Der 75-Jährige sagt: „Es ist eine Katastrophe. Im Ortszentrum leben auch viele Senioren. Wer nicht mehr richtig mobil ist und sich zum Beispiel nur noch mithilfe eines Gehwagens fortbewegen kann, benötigt das Geschäft.“ Der Weg ins Gewerbegebiet sei für solche Personen zu weit. An der Landesgrenze zu Hamburg gibt es neben den Discountern auch das Ostkreuz-Center mit einem großen Real-Markt.
Oststeinbeks Bürgermeister Jürgen Hettwer sind die Hände gebunden. Er kann auf die künftige Nutzung der Fläche nicht wirklich Einfluss nehmen, hat erst Anfang dieser Woche von der Schließung erfahren. Natürlich hat sich der Verwaltungschef umgehört. „Voraussichtlich wird es auch weiterhin ein Lebensmittelgeschäft geben“, so Hettwer.
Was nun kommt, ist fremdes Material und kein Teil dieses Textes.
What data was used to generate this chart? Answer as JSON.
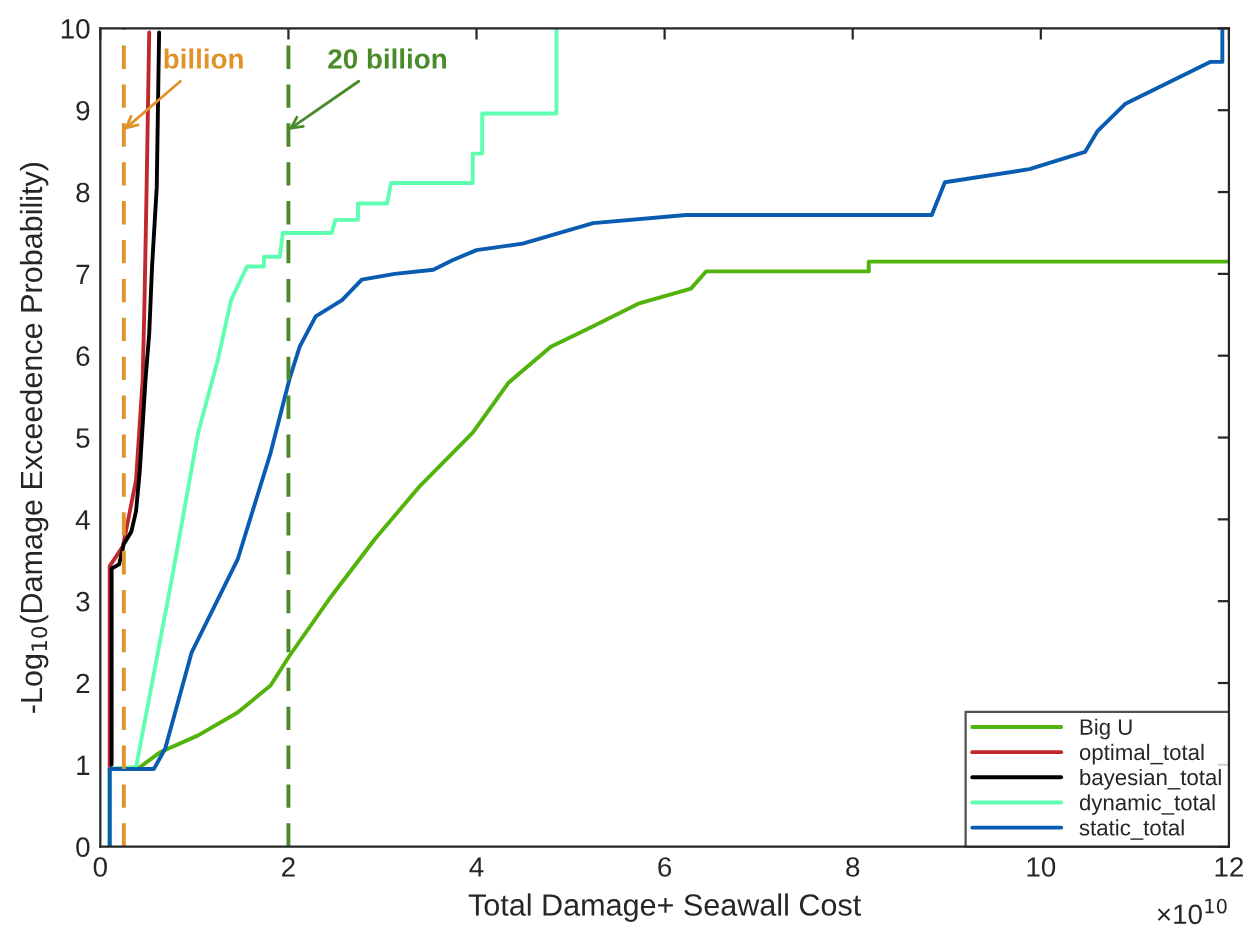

Das wäre für jene Menschen von Vorteil, die demnächst in die neuen Seniorenwohnungen an der Brückenstraße nahe der Feuerwehrwache ziehen. Die Firma Semmelhaack baut nur wenige Hundert Meter von der Einkaufspassage entfernt 80 Einheiten, 24 davon sind öffentlich gefördert. Die ersten Mieter werden im April erwartet. Das Projekt kostet rund 16 Millionen Euro. Die Firmen Bestlüd und Vitanova sind Kooperationspartner für die ambulante Pflege.
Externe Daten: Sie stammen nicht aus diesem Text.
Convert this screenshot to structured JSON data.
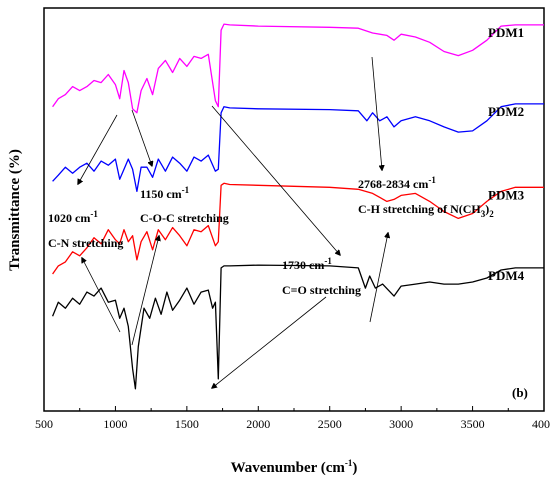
{
  "chart_data": {
    "type": "line",
    "xlabel": "Wavenumber (cm",
    "xlabel_sup": "-1",
    "xlabel_end": ")",
    "ylabel": "Transmittance (%)",
    "panel_label": "(b)",
    "xlim": [
      500,
      4000
    ],
    "x_ticks": [
      500,
      1000,
      1500,
      2000,
      2500,
      3000,
      3500,
      4000
    ],
    "y_ticks_shown": false,
    "colors": {
      "PDM1": "#ff00ff",
      "PDM2": "#0000ff",
      "PDM3": "#ff0000",
      "PDM4": "#000000",
      "axis": "#000000"
    },
    "series": [
      {
        "name": "PDM1",
        "x": [
          560,
          600,
          650,
          700,
          750,
          800,
          850,
          900,
          950,
          1000,
          1030,
          1060,
          1090,
          1120,
          1150,
          1180,
          1220,
          1260,
          1300,
          1350,
          1400,
          1450,
          1500,
          1550,
          1600,
          1650,
          1700,
          1720,
          1740,
          1760,
          1800,
          2000,
          2500,
          2700,
          2800,
          2900,
          2950,
          3000,
          3100,
          3200,
          3300,
          3400,
          3500,
          3600,
          3700,
          3800,
          3900,
          4000
        ],
        "y": [
          7.55,
          7.75,
          7.85,
          8.05,
          7.95,
          8.05,
          8.2,
          8.15,
          8.35,
          8.1,
          7.75,
          8.45,
          8.15,
          7.5,
          7.4,
          7.95,
          8.25,
          7.85,
          8.5,
          8.7,
          8.4,
          8.75,
          8.55,
          8.8,
          8.75,
          8.85,
          7.7,
          7.55,
          9.45,
          9.6,
          9.58,
          9.55,
          9.52,
          9.5,
          9.38,
          9.32,
          9.2,
          9.35,
          9.28,
          9.15,
          8.92,
          8.82,
          8.95,
          9.2,
          9.55,
          9.58,
          9.58,
          9.58
        ]
      },
      {
        "name": "PDM2",
        "x": [
          560,
          600,
          650,
          700,
          750,
          800,
          850,
          900,
          950,
          1000,
          1030,
          1060,
          1090,
          1120,
          1150,
          1180,
          1220,
          1260,
          1300,
          1350,
          1400,
          1450,
          1500,
          1550,
          1600,
          1650,
          1700,
          1720,
          1740,
          1760,
          1800,
          2000,
          2500,
          2700,
          2760,
          2800,
          2850,
          2900,
          2950,
          3000,
          3100,
          3200,
          3300,
          3400,
          3500,
          3600,
          3700,
          3800,
          3900,
          4000
        ],
        "y": [
          5.7,
          5.85,
          6.05,
          5.9,
          6.05,
          6.15,
          5.95,
          6.2,
          6.1,
          6.25,
          5.75,
          6.0,
          6.25,
          6.0,
          5.45,
          6.05,
          6.05,
          5.8,
          6.25,
          5.95,
          6.3,
          6.15,
          5.95,
          6.3,
          6.2,
          6.35,
          5.95,
          6.0,
          7.4,
          7.55,
          7.52,
          7.5,
          7.48,
          7.45,
          7.2,
          7.4,
          7.2,
          7.3,
          7.05,
          7.2,
          7.3,
          7.2,
          7.05,
          6.92,
          6.95,
          7.2,
          7.55,
          7.62,
          7.62,
          7.62
        ]
      },
      {
        "name": "PDM3",
        "x": [
          560,
          600,
          650,
          700,
          750,
          800,
          850,
          900,
          950,
          1000,
          1030,
          1060,
          1090,
          1120,
          1150,
          1180,
          1220,
          1260,
          1300,
          1350,
          1400,
          1450,
          1500,
          1550,
          1600,
          1650,
          1700,
          1720,
          1740,
          1760,
          1800,
          2000,
          2500,
          2700,
          2800,
          2900,
          2950,
          3000,
          3100,
          3200,
          3300,
          3400,
          3500,
          3600,
          3700,
          3800,
          3900,
          4000
        ],
        "y": [
          3.4,
          3.6,
          3.7,
          3.95,
          3.85,
          4.05,
          4.3,
          4.15,
          4.5,
          4.25,
          4.15,
          4.5,
          4.2,
          4.35,
          3.75,
          4.2,
          4.45,
          4.0,
          4.5,
          4.25,
          4.55,
          4.35,
          4.1,
          4.5,
          4.45,
          4.6,
          4.1,
          4.2,
          5.6,
          5.65,
          5.62,
          5.6,
          5.55,
          5.5,
          5.4,
          5.2,
          5.25,
          5.35,
          5.4,
          5.2,
          4.95,
          4.78,
          4.9,
          5.2,
          5.45,
          5.55,
          5.55,
          5.55
        ]
      },
      {
        "name": "PDM4",
        "x": [
          560,
          600,
          650,
          700,
          750,
          800,
          850,
          900,
          950,
          1000,
          1030,
          1060,
          1090,
          1120,
          1140,
          1160,
          1200,
          1240,
          1280,
          1320,
          1360,
          1400,
          1450,
          1500,
          1550,
          1600,
          1650,
          1680,
          1700,
          1720,
          1740,
          1760,
          1800,
          2000,
          2500,
          2700,
          2750,
          2780,
          2820,
          2870,
          2950,
          3000,
          3100,
          3200,
          3300,
          3400,
          3500,
          3600,
          3700,
          3800,
          3900,
          4000
        ],
        "y": [
          2.35,
          2.7,
          2.55,
          2.8,
          2.65,
          2.95,
          2.85,
          3.05,
          2.7,
          2.75,
          2.3,
          2.55,
          2.1,
          1.05,
          0.55,
          1.6,
          2.55,
          2.3,
          2.8,
          2.4,
          2.95,
          2.5,
          2.75,
          3.05,
          2.65,
          2.95,
          3.0,
          2.55,
          2.7,
          0.8,
          3.55,
          3.6,
          3.6,
          3.62,
          3.6,
          3.55,
          3.05,
          3.35,
          3.05,
          3.15,
          2.85,
          3.1,
          3.15,
          3.2,
          3.15,
          3.15,
          3.2,
          3.3,
          3.5,
          3.55,
          3.55,
          3.55
        ]
      }
    ],
    "annotations": [
      {
        "text": "1020 cm",
        "sup": "-1"
      },
      {
        "text": "C-N stretching"
      },
      {
        "text": "1150 cm",
        "sup": "-1"
      },
      {
        "text": "C-O-C stretching"
      },
      {
        "text": "1730 cm",
        "sup": "-1"
      },
      {
        "text": "C=O stretching"
      },
      {
        "text": "2768-2834 cm",
        "sup": "-1"
      },
      {
        "text": "C-H stretching of N(CH",
        "sub": "3",
        "end": ")",
        "sub2": "2"
      }
    ],
    "grid": false,
    "legend": "series labels at right end of each curve"
  }
}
Edeka-Personal soll in umliegenden Märkten unterkommen
Vermieter der Ladenflächen im Ortszentrum ist Peter Schneeberg, der mit seiner Immobilienfirma von Hitzacker aus agiert. Zu Gesprächen mit potenziellen Nachmietern gibt er keine Auskunft. Aus verlässlichen Quellen heißt es, Höfling wollte vor einiger Zeit den Laden vergrößern und unter anderem Änderungen an der Rampe vornehmen, kam mit Schneeberg aber nicht auf einen Nenner.
Die Edeka-Gruppe soll deswegen verstimmt gewesen sein. Ihre Kritik richtete sich demnach nicht gegen Höfling. „Edeka Nord hat als Mieter des Objektes in Abstimmung mit unserem selbstständigen Kaufmann Christian Höfling den Mietvertrag gekündigt. Dieser läuft zum 31. März aus“, sagt ein Sprecher der Handelsgesellschaft auf Anfrage dieser Redaktion. Die Mitarbeiter und Mitarbeiterinnen würden in den umliegenden Märkten übernommen.
Die durchschnittliche Verkaufsfläche der Filialen in der Region beträgt rund 1200 Quadratmeter. Der Laden in Oststeinbek kommt auf 735 Quadratmeter. Im Ort kursiert das Gerücht, ein Netto-Discounter werde Nachfolger. Es soll bereits verhandelt werden.